Multipurpose shipping multilayered

   Rising bunker prices act as a double-edged sword for multipurpose shipping. 
   Higher oil prices are good for the sector since they typically lead to an increase in investment and, therefore, project cargo, according to London-based maritime research and consulting firm Drewry. On the flip side, these higher prices eat into earnings potential for carriers. 
   Because the multipurpose sector does not have as many options for passing these costs on to shippers, carriers are seeing rates rise, but earnings are not rising at the same pace.
   Drewry defines a multipurpose vessel as a dry cargo carrier with grain or bale and TEU capacity, as well as a lift capability of up to 100 metric tons. Project carriers are multipurpose vessels built since 1989 with a minimum safe working load of 100 to 250 metric tons.
   As of June 1, the global multipurpose fleet totaled 3,191 vessels with a combined total deadweight of 29.5 million metric tons and an average age of 16 years, according to Susan Oatway, senior analyst for multipurpose and breakbulk shipping at Drewry. This was a 12-vessel decline from the end of January, when the global multipurpose fleet stood at 3,203 vessels with a combined total deadweight of 29.6 million metric tons, with the average unchanged at 16 years.
   Although demolitions outstripped new capacity, both have remained relatively stagnant over the past few months. During the first five months of 2018, just 165,000 dwt of multipurpose capacity was sent for recycling, while only six vessels have been delivered since the start of the year, Oatway said. 
   Smaller vessels with less than 10,000 dwt and a crane capability under 100 metric tons are typically the ones being demolished, while it’s the larger, project carrier vessels that are being delivered into the multipurpose sector.
   Renewable energy is driving project cargo growth, according to Oatway. “The latest figures I have seen suggest that the growth in renewable power over the next 15 years will be three times as fast as it was over the last 15,” she said. “That’s mainly due to the increasing competitiveness of wind and solar power, but also the global expansion in renewable energy.”
   Newbuilding prices for multipurpose vessels have remained static because the orderbook remains low and, with only two orders received so far this year, it is hard to gauge what those prices really are, Oatway said. Between 2014 and 2018, a newbuild, 12,500-dwt multipurpose vessel has hovered around the $15 million mark, with a modest dip in 2016, according to data from Drewry.
   In regard to becoming compliant with the International Maritime Organization lowering of the global cap on the amount of sulfur in marine fuel from 3.5 percent to 0.5 percent on Jan. 1, 2020, Oatway said that for multipurpose vessels, especially for the simpler vessels, putting in scrubbers is a huge retrofit and the financing is not there for that option. Instead, they likely will burn the more expensive low-sulfur fuel, which will have a big impact on earnings for the fleet. In addition, the older, simpler multipurpose vessels with an average age of over 20 years, which are not environmentally friendly, will see a slight increase in demolition levels, Oatway added.

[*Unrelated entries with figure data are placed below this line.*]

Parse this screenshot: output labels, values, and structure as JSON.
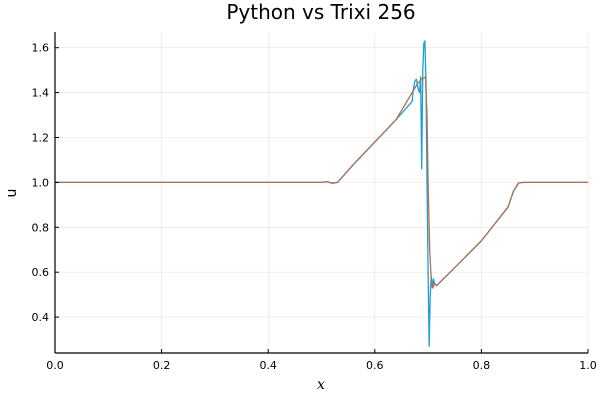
{
  "chart_data": {
    "type": "line",
    "title": "Python vs Trixi 256",
    "xlabel": "x",
    "ylabel": "u",
    "xlim": [
      0.0,
      1.0
    ],
    "ylim": [
      0.24,
      1.67
    ],
    "xticks": [
      0.0,
      0.2,
      0.4,
      0.6,
      0.8,
      1.0
    ],
    "xtick_labels": [
      "0.0",
      "0.2",
      "0.4",
      "0.6",
      "0.8",
      "1.0"
    ],
    "yticks": [
      0.4,
      0.6,
      0.8,
      1.0,
      1.2,
      1.4,
      1.6
    ],
    "ytick_labels": [
      "0.4",
      "0.6",
      "0.8",
      "1.0",
      "1.2",
      "1.4",
      "1.6"
    ],
    "grid": true,
    "legend": false,
    "series": [
      {
        "color": "#1a9fd6",
        "points": [
          [
            0.0,
            1.0
          ],
          [
            0.5,
            1.0
          ],
          [
            0.51,
            1.004
          ],
          [
            0.52,
            0.997
          ],
          [
            0.53,
            1.0
          ],
          [
            0.56,
            1.08
          ],
          [
            0.6,
            1.18
          ],
          [
            0.64,
            1.28
          ],
          [
            0.67,
            1.36
          ],
          [
            0.672,
            1.41
          ],
          [
            0.675,
            1.45
          ],
          [
            0.678,
            1.46
          ],
          [
            0.681,
            1.42
          ],
          [
            0.684,
            1.4
          ],
          [
            0.686,
            1.47
          ],
          [
            0.688,
            1.06
          ],
          [
            0.69,
            1.5
          ],
          [
            0.692,
            1.62
          ],
          [
            0.694,
            1.63
          ],
          [
            0.696,
            1.45
          ],
          [
            0.698,
            1.0
          ],
          [
            0.7,
            0.6
          ],
          [
            0.702,
            0.27
          ],
          [
            0.704,
            0.5
          ],
          [
            0.706,
            0.58
          ],
          [
            0.708,
            0.53
          ],
          [
            0.71,
            0.57
          ],
          [
            0.712,
            0.55
          ],
          [
            0.716,
            0.54
          ],
          [
            0.72,
            0.55
          ],
          [
            0.75,
            0.62
          ],
          [
            0.8,
            0.74
          ],
          [
            0.85,
            0.89
          ],
          [
            0.86,
            0.96
          ],
          [
            0.87,
            0.998
          ],
          [
            0.88,
            1.0
          ],
          [
            1.0,
            1.0
          ]
        ]
      },
      {
        "color": "#b07055",
        "points": [
          [
            0.0,
            1.0
          ],
          [
            0.5,
            1.0
          ],
          [
            0.51,
            1.003
          ],
          [
            0.52,
            0.996
          ],
          [
            0.53,
            1.0
          ],
          [
            0.56,
            1.08
          ],
          [
            0.6,
            1.18
          ],
          [
            0.64,
            1.28
          ],
          [
            0.68,
            1.44
          ],
          [
            0.688,
            1.46
          ],
          [
            0.692,
            1.465
          ],
          [
            0.695,
            1.47
          ],
          [
            0.698,
            1.3
          ],
          [
            0.7,
            1.0
          ],
          [
            0.703,
            0.7
          ],
          [
            0.706,
            0.56
          ],
          [
            0.709,
            0.53
          ],
          [
            0.712,
            0.55
          ],
          [
            0.716,
            0.54
          ],
          [
            0.72,
            0.55
          ],
          [
            0.75,
            0.62
          ],
          [
            0.8,
            0.74
          ],
          [
            0.85,
            0.89
          ],
          [
            0.86,
            0.96
          ],
          [
            0.87,
            0.998
          ],
          [
            0.88,
            1.0
          ],
          [
            1.0,
            1.0
          ]
        ]
      }
    ]
  }
}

   Drewry does not believe that steel tariffs will have a huge impact on the multipurpose sector, especially since the 45 million metric tons of steel imported into the United States on a yearly basis represent just 8 percent of the global steel trade, the vast majority of which comes from Canada and Mexico.

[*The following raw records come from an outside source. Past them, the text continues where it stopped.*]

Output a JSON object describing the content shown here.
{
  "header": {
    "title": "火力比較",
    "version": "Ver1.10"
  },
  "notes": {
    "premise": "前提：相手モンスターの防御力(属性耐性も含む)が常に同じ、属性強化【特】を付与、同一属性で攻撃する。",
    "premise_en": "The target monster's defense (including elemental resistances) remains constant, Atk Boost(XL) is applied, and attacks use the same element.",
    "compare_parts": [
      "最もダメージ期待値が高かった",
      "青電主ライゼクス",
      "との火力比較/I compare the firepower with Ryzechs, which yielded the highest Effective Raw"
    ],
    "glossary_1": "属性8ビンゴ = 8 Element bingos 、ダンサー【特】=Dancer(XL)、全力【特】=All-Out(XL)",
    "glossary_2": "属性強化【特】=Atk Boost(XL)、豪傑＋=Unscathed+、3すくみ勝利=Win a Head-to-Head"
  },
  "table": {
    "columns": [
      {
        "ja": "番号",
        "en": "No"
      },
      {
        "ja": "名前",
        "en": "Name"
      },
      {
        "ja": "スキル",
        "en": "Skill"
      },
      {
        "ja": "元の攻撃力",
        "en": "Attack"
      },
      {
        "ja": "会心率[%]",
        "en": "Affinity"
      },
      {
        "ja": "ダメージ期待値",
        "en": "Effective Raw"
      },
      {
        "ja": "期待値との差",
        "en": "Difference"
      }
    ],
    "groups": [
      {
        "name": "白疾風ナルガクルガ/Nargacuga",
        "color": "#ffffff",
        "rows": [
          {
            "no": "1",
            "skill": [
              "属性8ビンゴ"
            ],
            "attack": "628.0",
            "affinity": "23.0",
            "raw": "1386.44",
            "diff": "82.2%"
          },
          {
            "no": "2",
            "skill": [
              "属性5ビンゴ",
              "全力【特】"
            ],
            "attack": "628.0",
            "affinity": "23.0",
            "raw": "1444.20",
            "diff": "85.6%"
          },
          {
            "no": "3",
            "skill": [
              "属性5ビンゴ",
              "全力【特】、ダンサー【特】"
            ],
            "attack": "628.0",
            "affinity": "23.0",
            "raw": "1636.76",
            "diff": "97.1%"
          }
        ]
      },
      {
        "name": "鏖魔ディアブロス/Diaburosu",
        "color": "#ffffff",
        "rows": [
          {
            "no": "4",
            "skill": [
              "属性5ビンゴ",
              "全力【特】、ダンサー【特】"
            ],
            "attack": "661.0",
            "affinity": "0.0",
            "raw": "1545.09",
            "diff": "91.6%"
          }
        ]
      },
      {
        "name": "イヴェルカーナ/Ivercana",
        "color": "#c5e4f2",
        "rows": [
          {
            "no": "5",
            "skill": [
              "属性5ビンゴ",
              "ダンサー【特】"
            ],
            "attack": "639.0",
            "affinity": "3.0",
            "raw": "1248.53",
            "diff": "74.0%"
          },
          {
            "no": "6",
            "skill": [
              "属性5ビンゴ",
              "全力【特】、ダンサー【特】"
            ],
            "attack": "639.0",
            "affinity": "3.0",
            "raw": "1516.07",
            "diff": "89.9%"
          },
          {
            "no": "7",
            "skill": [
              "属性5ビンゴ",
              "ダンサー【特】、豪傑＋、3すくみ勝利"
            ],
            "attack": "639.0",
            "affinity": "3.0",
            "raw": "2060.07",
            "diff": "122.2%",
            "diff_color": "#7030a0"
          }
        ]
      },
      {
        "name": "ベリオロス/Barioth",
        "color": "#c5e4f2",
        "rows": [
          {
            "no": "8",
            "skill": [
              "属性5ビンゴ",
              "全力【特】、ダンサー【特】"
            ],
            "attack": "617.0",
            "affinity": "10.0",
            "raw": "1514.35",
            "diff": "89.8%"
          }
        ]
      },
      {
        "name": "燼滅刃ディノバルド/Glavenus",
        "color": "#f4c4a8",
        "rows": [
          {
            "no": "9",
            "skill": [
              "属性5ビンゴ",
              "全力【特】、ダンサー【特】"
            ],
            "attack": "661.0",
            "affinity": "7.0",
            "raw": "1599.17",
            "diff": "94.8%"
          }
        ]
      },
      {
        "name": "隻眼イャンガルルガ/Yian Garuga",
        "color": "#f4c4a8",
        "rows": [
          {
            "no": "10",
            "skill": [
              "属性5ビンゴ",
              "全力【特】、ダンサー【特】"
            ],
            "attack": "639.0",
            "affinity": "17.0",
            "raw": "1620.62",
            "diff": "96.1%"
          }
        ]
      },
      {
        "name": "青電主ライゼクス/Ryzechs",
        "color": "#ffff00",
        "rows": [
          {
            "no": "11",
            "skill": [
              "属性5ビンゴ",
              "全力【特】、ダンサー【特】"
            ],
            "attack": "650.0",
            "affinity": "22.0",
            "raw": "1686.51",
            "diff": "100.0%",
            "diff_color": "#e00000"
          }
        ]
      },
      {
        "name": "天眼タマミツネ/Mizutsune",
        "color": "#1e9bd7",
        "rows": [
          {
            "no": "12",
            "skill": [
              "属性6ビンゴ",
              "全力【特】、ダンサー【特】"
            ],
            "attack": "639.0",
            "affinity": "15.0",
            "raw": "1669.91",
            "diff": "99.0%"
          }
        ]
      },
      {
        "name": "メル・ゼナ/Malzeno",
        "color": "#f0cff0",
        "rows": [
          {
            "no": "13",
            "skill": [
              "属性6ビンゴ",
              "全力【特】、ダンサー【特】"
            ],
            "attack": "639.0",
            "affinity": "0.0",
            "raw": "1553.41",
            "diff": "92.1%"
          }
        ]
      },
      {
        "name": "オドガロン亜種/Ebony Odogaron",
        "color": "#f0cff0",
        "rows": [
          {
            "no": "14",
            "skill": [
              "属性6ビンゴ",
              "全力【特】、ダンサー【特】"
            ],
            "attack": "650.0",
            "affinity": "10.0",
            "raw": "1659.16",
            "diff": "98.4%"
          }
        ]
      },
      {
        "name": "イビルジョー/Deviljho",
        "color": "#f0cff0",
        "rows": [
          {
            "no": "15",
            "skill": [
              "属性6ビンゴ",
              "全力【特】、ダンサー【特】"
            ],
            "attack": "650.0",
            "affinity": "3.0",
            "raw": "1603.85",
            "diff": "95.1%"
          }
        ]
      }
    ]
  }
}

   Looking ahead at the forecast for the multipurpose vessel fleet, Oatway said, “Demolition candidates are expected to continue to exceed newbuilding deliveries over the year, and that will cause a contraction in vessel numbers. However, given that it’s the larger vessels that are being delivered and the smaller ones that are being demolished, in dwt terms, the fleet is relatively stable,” she said.
   While the smaller ships with a lift of less than 100 metric tons are expected to contract at 2.8 percent per year to 2019, the project carrier fleet is projected to grow almost 2 percent per year during the same period. 
   Drewry also expects global general cargo demand will grow 1.6 percent per year to 2019.
   “Overall, our market outlook for multipurpose vessels is improving,” Oatway said.